M. Dujardin-Beaumetz.
                Le Peintre.


Il y a vingt-cinq ans environ, on pouvait voir aux Salons des tableaux signés Etienne Beaumetz remarquables par l'ardeur patriotique que manifestaient les sujets et les légendes de ces ouvrages: Les voilà!, La brigade Lapasset brûlant ses drapeaux!, Les libérateurs!, La dernière faction!, Salut à la victoire!, A la baïonnette!, Ils ne l'auront pas! tels étaient les titres sensationnels de quelques-unes des œuvres du plus chauvin des artistes peintres, qui obtint en 1880 une médaille de troisième classe et en 1889 une mention honorable.
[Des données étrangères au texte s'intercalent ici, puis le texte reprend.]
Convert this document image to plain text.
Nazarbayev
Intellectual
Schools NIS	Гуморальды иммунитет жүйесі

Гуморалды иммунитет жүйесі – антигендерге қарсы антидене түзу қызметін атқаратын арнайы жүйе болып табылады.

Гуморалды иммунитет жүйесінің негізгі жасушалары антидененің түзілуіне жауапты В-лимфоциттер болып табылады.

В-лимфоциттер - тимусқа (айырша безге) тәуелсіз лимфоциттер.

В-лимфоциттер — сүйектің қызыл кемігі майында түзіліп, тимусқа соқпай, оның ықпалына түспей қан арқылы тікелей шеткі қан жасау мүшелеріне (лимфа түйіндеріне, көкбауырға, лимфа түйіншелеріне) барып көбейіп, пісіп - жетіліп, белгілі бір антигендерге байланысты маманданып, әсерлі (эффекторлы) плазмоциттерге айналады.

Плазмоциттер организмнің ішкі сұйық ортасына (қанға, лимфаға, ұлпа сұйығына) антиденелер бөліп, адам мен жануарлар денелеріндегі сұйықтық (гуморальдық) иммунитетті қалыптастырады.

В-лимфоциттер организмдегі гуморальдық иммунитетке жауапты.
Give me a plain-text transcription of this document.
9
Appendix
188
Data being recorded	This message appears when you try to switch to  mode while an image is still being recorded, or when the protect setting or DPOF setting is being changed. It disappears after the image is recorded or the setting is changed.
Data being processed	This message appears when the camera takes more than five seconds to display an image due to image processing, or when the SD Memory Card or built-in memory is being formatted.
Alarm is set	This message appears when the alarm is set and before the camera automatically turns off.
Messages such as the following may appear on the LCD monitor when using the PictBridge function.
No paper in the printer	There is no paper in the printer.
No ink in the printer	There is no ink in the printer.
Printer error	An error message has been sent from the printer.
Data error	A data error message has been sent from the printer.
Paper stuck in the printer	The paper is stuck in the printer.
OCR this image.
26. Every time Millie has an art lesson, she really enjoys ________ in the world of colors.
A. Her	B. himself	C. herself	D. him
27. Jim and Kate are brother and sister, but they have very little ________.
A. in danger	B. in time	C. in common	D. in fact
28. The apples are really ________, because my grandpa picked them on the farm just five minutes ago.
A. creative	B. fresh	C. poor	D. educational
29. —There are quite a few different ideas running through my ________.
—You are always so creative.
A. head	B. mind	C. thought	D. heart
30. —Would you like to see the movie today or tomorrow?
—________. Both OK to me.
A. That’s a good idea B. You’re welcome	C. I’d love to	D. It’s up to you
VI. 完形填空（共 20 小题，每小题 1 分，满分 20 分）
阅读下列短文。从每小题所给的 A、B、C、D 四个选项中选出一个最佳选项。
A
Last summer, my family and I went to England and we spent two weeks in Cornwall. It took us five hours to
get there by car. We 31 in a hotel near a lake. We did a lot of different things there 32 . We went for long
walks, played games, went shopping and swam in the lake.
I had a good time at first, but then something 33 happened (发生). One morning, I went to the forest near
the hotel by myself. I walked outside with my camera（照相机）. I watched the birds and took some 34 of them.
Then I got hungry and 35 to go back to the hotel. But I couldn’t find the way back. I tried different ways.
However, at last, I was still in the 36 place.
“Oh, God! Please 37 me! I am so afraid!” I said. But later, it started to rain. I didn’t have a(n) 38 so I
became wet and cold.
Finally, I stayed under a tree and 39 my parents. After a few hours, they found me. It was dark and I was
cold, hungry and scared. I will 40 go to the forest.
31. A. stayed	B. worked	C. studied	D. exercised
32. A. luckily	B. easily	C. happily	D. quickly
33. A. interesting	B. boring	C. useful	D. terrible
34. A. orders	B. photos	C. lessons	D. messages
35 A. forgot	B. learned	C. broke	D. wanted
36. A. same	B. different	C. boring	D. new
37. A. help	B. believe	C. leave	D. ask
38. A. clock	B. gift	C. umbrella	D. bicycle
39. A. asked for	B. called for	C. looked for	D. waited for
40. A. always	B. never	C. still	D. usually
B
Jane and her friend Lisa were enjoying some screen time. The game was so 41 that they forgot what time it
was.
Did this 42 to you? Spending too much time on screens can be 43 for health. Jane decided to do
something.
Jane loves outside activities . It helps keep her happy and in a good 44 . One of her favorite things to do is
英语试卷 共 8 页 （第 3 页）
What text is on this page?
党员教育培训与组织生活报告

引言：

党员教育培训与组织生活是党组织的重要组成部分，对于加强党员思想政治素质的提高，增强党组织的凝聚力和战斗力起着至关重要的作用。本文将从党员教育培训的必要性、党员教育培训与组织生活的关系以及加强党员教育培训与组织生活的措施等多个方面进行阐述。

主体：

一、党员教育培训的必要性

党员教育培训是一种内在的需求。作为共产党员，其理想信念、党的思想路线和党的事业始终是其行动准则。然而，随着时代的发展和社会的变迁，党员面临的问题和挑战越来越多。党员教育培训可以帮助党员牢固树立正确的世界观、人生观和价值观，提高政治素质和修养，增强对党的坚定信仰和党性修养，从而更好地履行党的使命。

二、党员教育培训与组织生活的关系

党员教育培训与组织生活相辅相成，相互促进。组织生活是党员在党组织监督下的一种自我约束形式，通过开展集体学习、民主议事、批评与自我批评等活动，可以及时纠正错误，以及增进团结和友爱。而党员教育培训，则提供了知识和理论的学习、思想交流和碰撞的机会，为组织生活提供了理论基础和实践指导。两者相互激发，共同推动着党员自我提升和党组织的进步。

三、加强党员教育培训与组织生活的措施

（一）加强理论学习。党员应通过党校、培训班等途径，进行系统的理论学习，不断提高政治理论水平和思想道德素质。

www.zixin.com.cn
Les maîtres de M. Beaumetz avaient été Cabanel et Louis Roux. Il compléta ses études par la fréquentation assidue du Musée du Louvre et l'on dit que de vieux gardiens du Musée se rappellent l'avoir vu copier avec un soin touchant des tableaux de David. Les personnes qui auraient de ces copies pourraient en trouver actuellement un très bon prix, mais il n'y a pas de temps à perdre: les toiles de M. Beaumetz perdraient la plus grande partie de leur valeur s'il venait à refaire de la peinture.

Le député.

M. Dujardin-Beaumetz, député, est né à Paris, mais il s'est marié dans le département de l'Aude, qui est devenu sa seconde patrie. Conseiller général depuis 1877, il se présenta à la députation à Limoux en 1889. Il a toujours été réélu.
La peinture était pour M. Beaumetz un moyen d'affirmer son attachement à la France et aux petits soldats. Quand il fut député, il s'occupa des questions financières et industrielles, il présida la commission d'agriculture et prit en main les intérêts des vignerons, ses électeurs, mais il négligea presque complètement la peinture et les militaires.

Le Sous-Secrétaire d'Etat.

Aujourd'hui, M. Dujardin-Beaumetz ne fait plus de tableaux: il en achète. Il ne fait plus de politique si ce n'est dans son département, puisque l'administration des Beaux-Arts dont il a la direction, l'occupe tout entier. Inaugurer, avec des discours appropriés, les statues des hommes les plus divers, chirurgiens ou poètes, couvrir de toiles achetées aux Salons les murs des musées de province et de décorations leurs auteurs, assurer la discipline dans les troupes, tout au moins dans celles des théâtres subventionnés, voilà quelque-unes des multiples fonctions du Sous-Secrétaire d'Etat des Beaux-Arts.
Il s'en acquitte avec une indulgente bonhomie, et répartit ses faveurs sans parti-pris. Les médiocres surtout attirent sa sollicitude; aux artistes dont les œuvres n'ont pas été jugées dignes d'être acquises, il donne trente mille francs par an pour les encourager à continuer. Cette initiative charitable émane, assure-t-on, de M. Beaumetz peintre.
Parmi les principales réformes accomplies par M. Dujardin-Beaumetz dans le domaine des arts, on doit citer la suppression de la censure et la création de l'école du nu en plein air: ces deux tentatives hardies dénoncent-elles en notre Sous-Secrétaire d'Etat un goût prononcé pour le décolleté? Non, elles prouvent qu'il ne se fait pas d'illusions sur la portée des mesures que peut prendre un ministre.
Ajoutons que le peintre, le député et le Sous-Secrétaire d'Etat ne forment qu'une seule personne, qui est un riche propriétaire de la rue Drouot, affable, ennemi de tout apparat, amateur de bonne chère et de vins généreux.

                                                                                                                       Santillane.

Mon Dimanche, revue populaire illustrée, 1er mars 1908.